I recently took such a trip — amazingly after my wife won a random draw at the Yukon Visitors’ Centre last year and gave me the winning one-seat ticket with Ruby Range Adventures.

We were a group of 8 people with most from Germany. This included our guide who is now a Canadian citizen but immigrated here to pursue his dream of living in wild spaces.

Martin, the guide handled all the cooking. He directed the camp with endless patience despite working 14-hour days.

He also kept a can of bear spray clipped on his belt all the time.

The Big Salmon River is accessible by road through the Canol road (an old dirt road left over from WW2) which branches off the Alaska Highway.

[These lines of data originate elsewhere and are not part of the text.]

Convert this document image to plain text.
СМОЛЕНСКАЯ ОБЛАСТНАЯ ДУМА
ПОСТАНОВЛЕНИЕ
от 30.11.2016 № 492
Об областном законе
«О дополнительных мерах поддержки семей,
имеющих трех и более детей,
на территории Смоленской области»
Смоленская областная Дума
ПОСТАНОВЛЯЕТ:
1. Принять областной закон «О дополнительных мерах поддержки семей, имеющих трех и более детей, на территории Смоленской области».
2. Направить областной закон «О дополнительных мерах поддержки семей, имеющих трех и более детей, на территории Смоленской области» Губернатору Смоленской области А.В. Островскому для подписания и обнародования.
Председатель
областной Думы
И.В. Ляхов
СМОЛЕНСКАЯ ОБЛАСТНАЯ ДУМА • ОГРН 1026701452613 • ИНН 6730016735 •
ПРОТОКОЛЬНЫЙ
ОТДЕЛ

For this trip you set off on canoes through Quiet Lake, Sandy Lake and Big Salmon Lake before reaching the river itself: From then it’s many days of paddling through a winding and narrow river with strong current. This year the water levels were low, and often there were often a few inches of water above the river stones.

The Big Salmon isn’t busy. Canoeing takes a commitment because the current is too strong to easily go back. Therefore once you enter you commit to at least a week of paddling to reach the larger Yukon River and go towards Carmacks.

The river is designated as Crown Land and completely pristine. People have made small campspaces (ie: flat ground) but these are not marked other than appearing on maps.

The river is out of cell-phone range. If something goes wrong it is possible to get Medevaced out but this requires a satellite phone to call for help. This happened on our trip. One person, who was nearly 70, experienced an infection in a wound. After several days of worsening, a satellite call reached EMTs who arrived in a helicopter within an hour. (I don’t know whether insurance will cover associated costs as the person was foreign.)

In 12 days our group saw only two other teams, brief encounters and waving from a distance.

The trip as a whole was about 300km.

We saw a black bear, countless bald eagles also saw Chinook salmon swimming upriver, returning all the way back from the Bering Sea to lay eggs.

One thing learned on this trip: Food keeps up morale. We had four canoes loaded with barrels, coolers, propane tanks for a BBQ, even things like jams and sauces in glass jars. We ate porridge, french toast, endless coffee, chili, ribs, spaghetti, burritos and plenty of sandwiches with sausage and cheese and chocolate for dessert. It was an entire pantry and kitchen to set up daily but this level of eating made it sustainable to stay outside all the time. People arrived after 12 days still happy and strong. Thankfully there were no portages with all these hundreds of pounds of gear and supplies.

Everyone had a good time despite a few days of rain and some cold nights, which at one point included frost on the tents in the morning. I was thankful to have brought a rubber hot-water bottle which provided needed heat in my sleeping bag.

The Germans were especially delighted to see a black bear and the trip was even capped with faint northern lights.